The tone around real estate since 2008 has not been very positive. I don’t think there is one of us who has not experienced a decrease in property value whether it is our own property or that of someone we know. Real estate of course is one of the publically held assets that we use to help determine one’s capacity for wealth. I begin to wonder how many prospects were dismissed simply because real estate was the primary publically held asset we could find. In some cases, this may have been a very fair assumption but this is no longer 2008 and we need to take a second look and really think about what does their real estate holdings mean.
The one thing I learned in my years of doing prospect research was to take a deeper look at the information I have gathered. We need to remember to continue to do this process and not simply look at just the assessed/market value of a property. We need to re-think how we take that deeper look into real estate.

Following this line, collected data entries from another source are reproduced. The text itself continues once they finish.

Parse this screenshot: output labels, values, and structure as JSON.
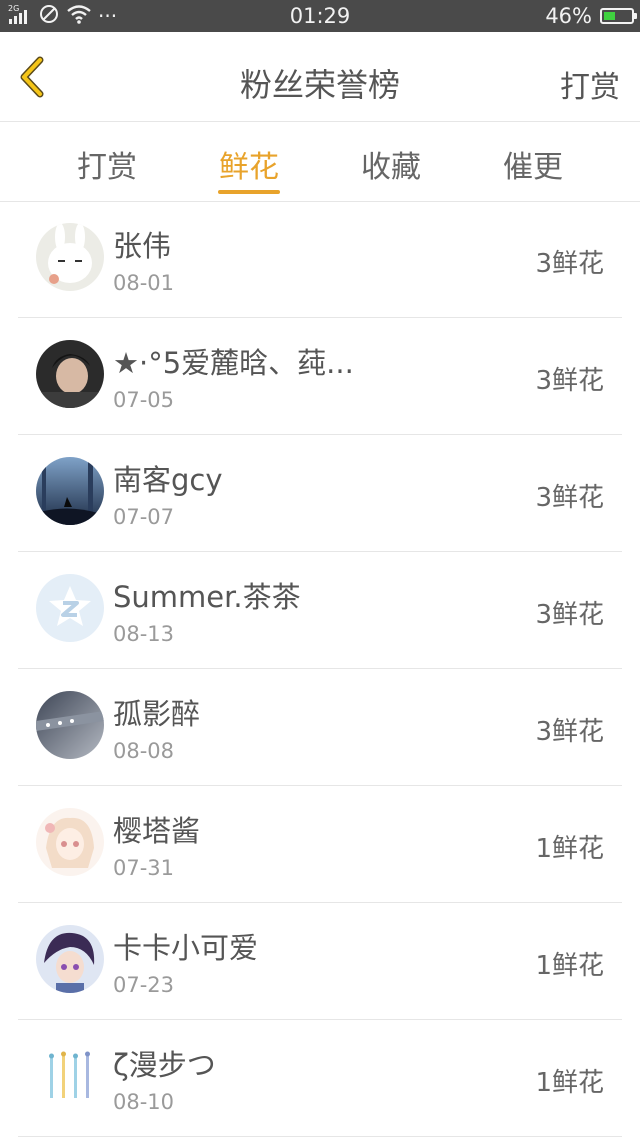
{
  "status_bar": {
    "network": "2G",
    "dots": "···",
    "time": "01:29",
    "battery_percent": "46%",
    "battery_level": 0.46
  },
  "header": {
    "title": "粉丝荣誉榜",
    "right_action": "打赏",
    "accent_color": "#e8a32b"
  },
  "tabs": [
    {
      "label": "打赏",
      "active": false
    },
    {
      "label": "鲜花",
      "active": true
    },
    {
      "label": "收藏",
      "active": false
    },
    {
      "label": "催更",
      "active": false
    }
  ],
  "list": [
    {
      "name": "张伟",
      "date": "08-01",
      "count": "3鲜花",
      "avatar": "white-rabbit-avatar"
    },
    {
      "name": "★·°5爱麓晗、莼...",
      "date": "07-05",
      "count": "3鲜花",
      "avatar": "boy-portrait-avatar"
    },
    {
      "name": "南客gcy",
      "date": "07-07",
      "count": "3鲜花",
      "avatar": "wolf-forest-avatar"
    },
    {
      "name": "Summer.茶茶",
      "date": "08-13",
      "count": "3鲜花",
      "avatar": "default-qq-avatar"
    },
    {
      "name": "孤影醉",
      "date": "08-08",
      "count": "3鲜花",
      "avatar": "tunnel-avatar"
    },
    {
      "name": "樱塔酱",
      "date": "07-31",
      "count": "1鲜花",
      "avatar": "anime-girl-avatar"
    },
    {
      "name": "卡卡小可爱",
      "date": "07-23",
      "count": "1鲜花",
      "avatar": "anime-boy-avatar"
    },
    {
      "name": "ζ漫步つ",
      "date": "08-10",
      "count": "1鲜花",
      "avatar": "umbrellas-avatar"
    }
  ]
}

The first would be when did they purchase the property? If the property was purchased in 2000 then I am willing to bet that perhaps the property is not “under water”. By this I am referring to the fact that if they sold their house right now they would more than likely get more than their original purchase price. I am also willing to bet that these individuals were lucky to refinance their homes at the extraordinary low interest rate that has been available. This can result in extra cash that is available.
The age of the prospect can be a factor. If your prospect is in their 60s – 70s then take a look at description and detail of the property. If it is a 4-bedroom home then definitely try and uncover the purchase date because I bet in most cases these homes are still a big asset to the individual. It is not uncommon for them to start thinking about down-sizing and buy a smaller home or condo that is less work and also means their original asset has become a little more liquid. They sell their home for a very nice profit based on their original purchase and bought a condo at a great low deal and now have cash in the bank! Another thought that goes along with this is if they are indeed retired, do they have a second property that is their vacation/winter property? Even if it a recent purchase then start asking yourself the question – “Did they buy it outright?” Living in the Phoenix area (a well-known snow bird location) I know of a couple who got an incredible deal on a condo and then just purchased it outright. Clear sign of privately held wealth and the value of the property is only going to go up.
I know in the past we have a tendency to see purchases of new high priced property as a sign that maybe our prospect is buried in mortgage debt. I am beginning to see this in a different light. Banks are no longer granting ridiculous unaffordable loans to individuals unless they are sure that they not only have the income but perhaps the assets to afford that seven-figure home. The last thing banks need are any more homes reverting back to them because people can not afford the mortgage payment. So perhaps someone who has made a recent purchase of a multi-million dollar home is even a better prospect than someone who purchased a multi-million dollar home in 2006 or 2007. This also speaks to what I said earlier that the value is more than likely only going to go up.